Urszula Honek (born 1987) is a Polish poet and writer of fiction. Her debut short story collection, White Nights, was longlisted for the 2024 International Booker Prize and shortlisted for the 2024 Warwick Prize for Women in Translation.

==Biography==
Honek was born in Racławice near Gorlice in 1987. She lives in Kraków.

==Career==
Honek has won a number of Polish national poetry competitions, including, in 2013, the Rainer Maria Rilke Poetry Competition. In 2016, she published Sporysz, her first poetry book, which was a finalist in the K.I. Gałczyński Orfeusz Poetry Award. In 2018, her second poetry collection, Pod wezwaniem, was also a finalist in the K.I. Gałczyński Orfeusz Poetry Award, as was her third poetry collection, Zimowanie, in 2021. Zimowanie, which translates as "Wintering", consists of very short, often one-line poems.
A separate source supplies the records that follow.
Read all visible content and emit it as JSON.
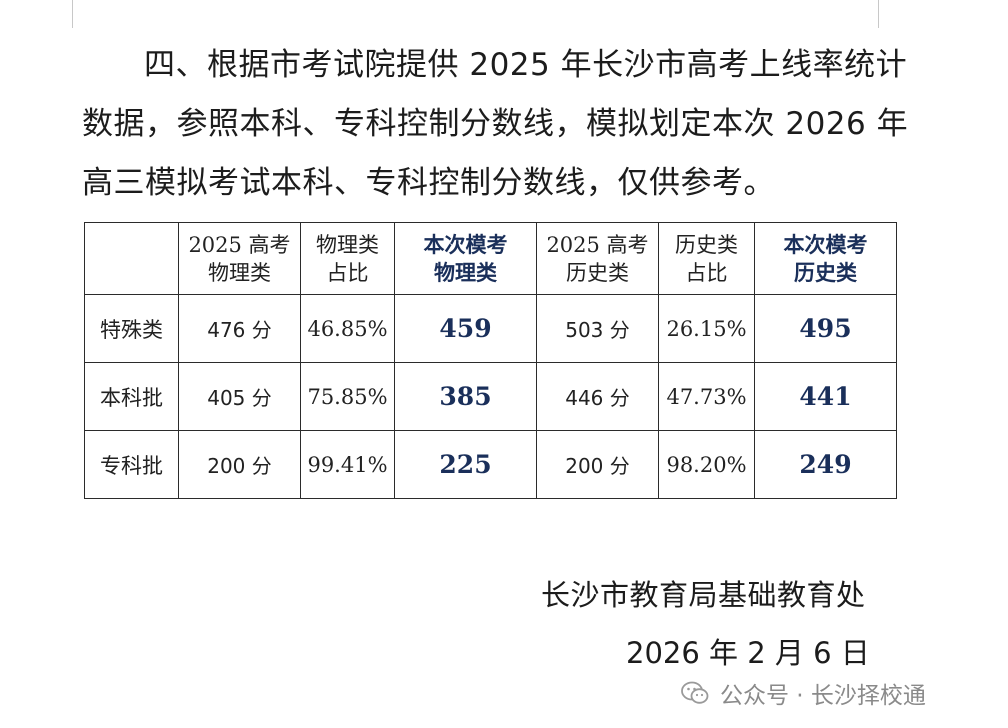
{
  "paragraph": {
    "lines": [
      "四、根据市考试院提供 2025 年长沙市高考上线率统计",
      "数据，参照本科、专科控制分数线，模拟划定本次 2026 年",
      "高三模拟考试本科、专科控制分数线，仅供参考。"
    ]
  },
  "table": {
    "headers": [
      {
        "line1": "",
        "line2": ""
      },
      {
        "line1": "2025 高考",
        "line2": "物理类"
      },
      {
        "line1": "物理类",
        "line2": "占比"
      },
      {
        "line1": "本次模考",
        "line2": "物理类"
      },
      {
        "line1": "2025 高考",
        "line2": "历史类"
      },
      {
        "line1": "历史类",
        "line2": "占比"
      },
      {
        "line1": "本次模考",
        "line2": "历史类"
      }
    ],
    "rows": [
      {
        "label": "特殊类",
        "physics_2025": "476 分",
        "physics_ratio": "46.85%",
        "physics_mock": "459",
        "history_2025": "503 分",
        "history_ratio": "26.15%",
        "history_mock": "495"
      },
      {
        "label": "本科批",
        "physics_2025": "405 分",
        "physics_ratio": "75.85%",
        "physics_mock": "385",
        "history_2025": "446 分",
        "history_ratio": "47.73%",
        "history_mock": "441"
      },
      {
        "label": "专科批",
        "physics_2025": "200 分",
        "physics_ratio": "99.41%",
        "physics_mock": "225",
        "history_2025": "200 分",
        "history_ratio": "98.20%",
        "history_mock": "249"
      }
    ]
  },
  "signature": {
    "organization": "长沙市教育局基础教育处",
    "date": "2026 年 2 月 6 日"
  },
  "watermark": {
    "icon": "wechat-icon",
    "text": "公众号 · 长沙择校通"
  }
}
Honek's short story collection, White Nights, consists of thirteen short stories describing the misfortunes that befall a group of people who grew up together in the same village in the Polish Carpathians. The prose of the book was characterized as "poetic". It was translated to English by Kate Webster. The English translation was longlisted for the International Booker Prize and shortlisted for the Warwick Prize for Women in Translation.

==Books==
- Sporysz (Wojewódzka Biblioteka Publiczna i Centrum Animacji Kultury, Poznań, 2015) ISBN 978-83-64504-29-7.
- Pod wezwaniem (Wojewódzka Biblioteka Publiczna i Centrum Animacji Kultury, Poznań, 2018) ISBN 978-83-65772-50-3.
- Zimowanie (Wojewódzka Biblioteka Publiczna i Centrum Animacji Kultury, Poznań, 2021) ISBN 978-83-66453-49-4.
- Białe noce (White Nights, Wydawnictwo Czarne, Wołowiec, 2020) ISBN 978-83-8191-401-7.
  - White Nights (Two Lines, 2025) ISBN 978-1-949641-91-2
- Poltergeist (Wydawnictwo Warstwy, Wrocław, 2024) ISBN 978-83-67186-89-6.